In order to understand the esteem in which Australian’s are held in rural France and specifically Villers-Brettonneux, one only has to visit this French village. Here their main street is called Rue de Melbourne, the town symbol is a kangaroo, the local basketball team are Les Dingos and the children sing Waltzing Matilda and play in a koala club. At the primary school where children dash across the play ground to shake hands with visitors there is a large sign on the school building, ‘Do not forget Australia.’

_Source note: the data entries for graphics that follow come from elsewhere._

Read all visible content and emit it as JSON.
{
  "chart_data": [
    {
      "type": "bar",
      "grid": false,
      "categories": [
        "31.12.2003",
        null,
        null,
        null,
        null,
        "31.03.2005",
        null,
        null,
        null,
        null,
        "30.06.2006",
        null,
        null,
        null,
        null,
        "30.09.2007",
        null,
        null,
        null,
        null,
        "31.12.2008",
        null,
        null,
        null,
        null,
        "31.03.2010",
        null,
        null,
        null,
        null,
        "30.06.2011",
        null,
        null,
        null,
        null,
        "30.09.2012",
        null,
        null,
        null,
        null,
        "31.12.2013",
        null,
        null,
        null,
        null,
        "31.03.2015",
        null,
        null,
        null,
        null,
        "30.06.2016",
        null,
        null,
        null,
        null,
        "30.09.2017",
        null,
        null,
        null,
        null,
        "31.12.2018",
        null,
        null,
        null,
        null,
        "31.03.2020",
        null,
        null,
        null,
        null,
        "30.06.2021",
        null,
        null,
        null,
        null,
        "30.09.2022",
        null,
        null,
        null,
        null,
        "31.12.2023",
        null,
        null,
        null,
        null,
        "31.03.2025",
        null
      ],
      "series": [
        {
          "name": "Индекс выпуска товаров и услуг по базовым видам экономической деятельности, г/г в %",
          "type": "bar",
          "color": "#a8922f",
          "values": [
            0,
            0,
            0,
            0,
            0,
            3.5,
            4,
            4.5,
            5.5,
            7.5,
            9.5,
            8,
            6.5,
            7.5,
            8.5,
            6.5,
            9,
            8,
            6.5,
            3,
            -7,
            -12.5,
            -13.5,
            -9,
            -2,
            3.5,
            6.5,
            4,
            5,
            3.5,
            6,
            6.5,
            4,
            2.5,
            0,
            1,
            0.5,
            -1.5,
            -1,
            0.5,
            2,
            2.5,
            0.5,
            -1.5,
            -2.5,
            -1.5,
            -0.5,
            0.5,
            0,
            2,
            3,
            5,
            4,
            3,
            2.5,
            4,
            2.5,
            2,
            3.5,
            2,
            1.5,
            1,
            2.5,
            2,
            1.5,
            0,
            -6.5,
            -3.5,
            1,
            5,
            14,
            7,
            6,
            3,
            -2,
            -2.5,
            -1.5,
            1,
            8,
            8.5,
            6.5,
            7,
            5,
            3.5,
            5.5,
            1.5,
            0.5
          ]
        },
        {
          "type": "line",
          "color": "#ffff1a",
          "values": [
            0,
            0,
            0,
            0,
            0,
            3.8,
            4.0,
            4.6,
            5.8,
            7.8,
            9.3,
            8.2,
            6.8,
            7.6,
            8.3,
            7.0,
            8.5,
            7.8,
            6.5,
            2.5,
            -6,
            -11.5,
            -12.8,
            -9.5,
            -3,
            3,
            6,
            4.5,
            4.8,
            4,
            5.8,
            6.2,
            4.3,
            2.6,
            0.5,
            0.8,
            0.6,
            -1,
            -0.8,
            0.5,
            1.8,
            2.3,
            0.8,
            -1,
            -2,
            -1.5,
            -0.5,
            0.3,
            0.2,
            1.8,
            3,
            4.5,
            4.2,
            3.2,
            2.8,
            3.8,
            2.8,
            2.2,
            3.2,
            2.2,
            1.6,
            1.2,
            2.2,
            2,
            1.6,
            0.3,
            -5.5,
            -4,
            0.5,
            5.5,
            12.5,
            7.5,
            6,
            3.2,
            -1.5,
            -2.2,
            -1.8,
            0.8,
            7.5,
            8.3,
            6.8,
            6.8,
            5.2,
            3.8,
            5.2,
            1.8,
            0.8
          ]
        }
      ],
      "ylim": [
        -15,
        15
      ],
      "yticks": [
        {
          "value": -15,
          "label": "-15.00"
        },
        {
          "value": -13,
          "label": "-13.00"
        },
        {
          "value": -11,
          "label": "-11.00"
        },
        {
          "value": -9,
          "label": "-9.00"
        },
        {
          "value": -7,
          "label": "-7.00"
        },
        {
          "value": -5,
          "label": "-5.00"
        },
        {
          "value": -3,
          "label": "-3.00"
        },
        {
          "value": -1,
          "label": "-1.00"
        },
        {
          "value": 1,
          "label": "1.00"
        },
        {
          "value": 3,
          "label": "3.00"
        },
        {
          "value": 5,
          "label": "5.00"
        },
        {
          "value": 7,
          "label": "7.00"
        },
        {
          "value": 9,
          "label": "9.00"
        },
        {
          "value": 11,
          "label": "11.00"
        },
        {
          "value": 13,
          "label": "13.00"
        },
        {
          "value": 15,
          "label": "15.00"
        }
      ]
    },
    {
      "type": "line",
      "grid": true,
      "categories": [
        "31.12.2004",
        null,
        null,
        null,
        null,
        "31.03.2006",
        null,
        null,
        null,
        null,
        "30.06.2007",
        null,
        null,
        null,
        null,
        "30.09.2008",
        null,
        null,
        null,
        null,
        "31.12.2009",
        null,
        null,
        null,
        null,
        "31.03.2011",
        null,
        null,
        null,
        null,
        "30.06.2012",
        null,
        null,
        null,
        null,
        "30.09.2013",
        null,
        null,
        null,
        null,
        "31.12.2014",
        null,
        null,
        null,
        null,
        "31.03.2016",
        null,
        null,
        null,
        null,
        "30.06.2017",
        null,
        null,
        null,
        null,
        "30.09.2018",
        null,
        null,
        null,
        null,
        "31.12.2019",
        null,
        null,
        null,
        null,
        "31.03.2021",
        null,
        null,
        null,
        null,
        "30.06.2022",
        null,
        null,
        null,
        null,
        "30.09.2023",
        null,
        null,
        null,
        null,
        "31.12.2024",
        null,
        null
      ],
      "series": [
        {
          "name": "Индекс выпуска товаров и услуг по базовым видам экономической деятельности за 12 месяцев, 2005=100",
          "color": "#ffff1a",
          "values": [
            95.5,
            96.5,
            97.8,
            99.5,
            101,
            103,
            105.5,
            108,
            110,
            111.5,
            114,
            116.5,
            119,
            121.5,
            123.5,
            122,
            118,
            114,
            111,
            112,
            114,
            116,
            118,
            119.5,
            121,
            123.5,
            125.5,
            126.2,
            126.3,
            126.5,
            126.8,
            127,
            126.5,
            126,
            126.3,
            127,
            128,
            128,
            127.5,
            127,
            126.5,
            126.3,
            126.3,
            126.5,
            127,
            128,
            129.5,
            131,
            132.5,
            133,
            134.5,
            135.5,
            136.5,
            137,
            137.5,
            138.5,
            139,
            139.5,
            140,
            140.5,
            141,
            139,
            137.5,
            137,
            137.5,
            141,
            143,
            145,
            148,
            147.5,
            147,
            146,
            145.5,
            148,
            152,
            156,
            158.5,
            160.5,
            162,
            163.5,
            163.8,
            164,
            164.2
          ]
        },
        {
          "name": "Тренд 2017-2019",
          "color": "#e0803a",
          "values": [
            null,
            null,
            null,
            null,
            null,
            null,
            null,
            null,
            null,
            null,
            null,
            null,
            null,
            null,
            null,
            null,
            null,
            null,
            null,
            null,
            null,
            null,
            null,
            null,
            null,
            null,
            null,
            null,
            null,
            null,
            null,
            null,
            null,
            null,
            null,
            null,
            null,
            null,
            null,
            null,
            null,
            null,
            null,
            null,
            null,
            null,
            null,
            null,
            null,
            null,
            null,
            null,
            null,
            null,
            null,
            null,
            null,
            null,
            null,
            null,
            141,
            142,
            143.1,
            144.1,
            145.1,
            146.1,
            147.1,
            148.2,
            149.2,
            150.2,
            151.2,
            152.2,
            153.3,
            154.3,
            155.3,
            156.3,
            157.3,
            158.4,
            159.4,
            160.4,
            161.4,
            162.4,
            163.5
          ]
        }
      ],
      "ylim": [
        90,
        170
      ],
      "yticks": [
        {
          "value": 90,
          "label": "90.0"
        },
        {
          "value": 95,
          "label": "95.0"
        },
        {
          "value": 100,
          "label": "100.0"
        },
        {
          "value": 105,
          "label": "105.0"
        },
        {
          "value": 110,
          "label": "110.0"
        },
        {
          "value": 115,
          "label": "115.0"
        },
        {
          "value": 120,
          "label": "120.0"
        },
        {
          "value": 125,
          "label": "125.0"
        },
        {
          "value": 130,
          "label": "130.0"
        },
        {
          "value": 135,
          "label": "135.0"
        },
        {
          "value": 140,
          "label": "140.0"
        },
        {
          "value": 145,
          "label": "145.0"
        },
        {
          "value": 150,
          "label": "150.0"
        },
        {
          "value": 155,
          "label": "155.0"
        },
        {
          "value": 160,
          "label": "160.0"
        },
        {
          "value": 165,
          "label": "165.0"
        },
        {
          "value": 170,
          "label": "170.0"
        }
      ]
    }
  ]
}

More than 330,000 Australians served in the First World War, 60,000 of them were casualties, 8,000 at Gallipoli. There were 52,000 casualties on the Western Front. Today these men and women lie in 523 cemeteries across France and Belgium.

The Australian War historian, Charles Bean said,

‘What these men did nothing can alter now. It rises as it will always rise above the mist of ages, a monument to great-hearted men and, for their nation, a possession forever.’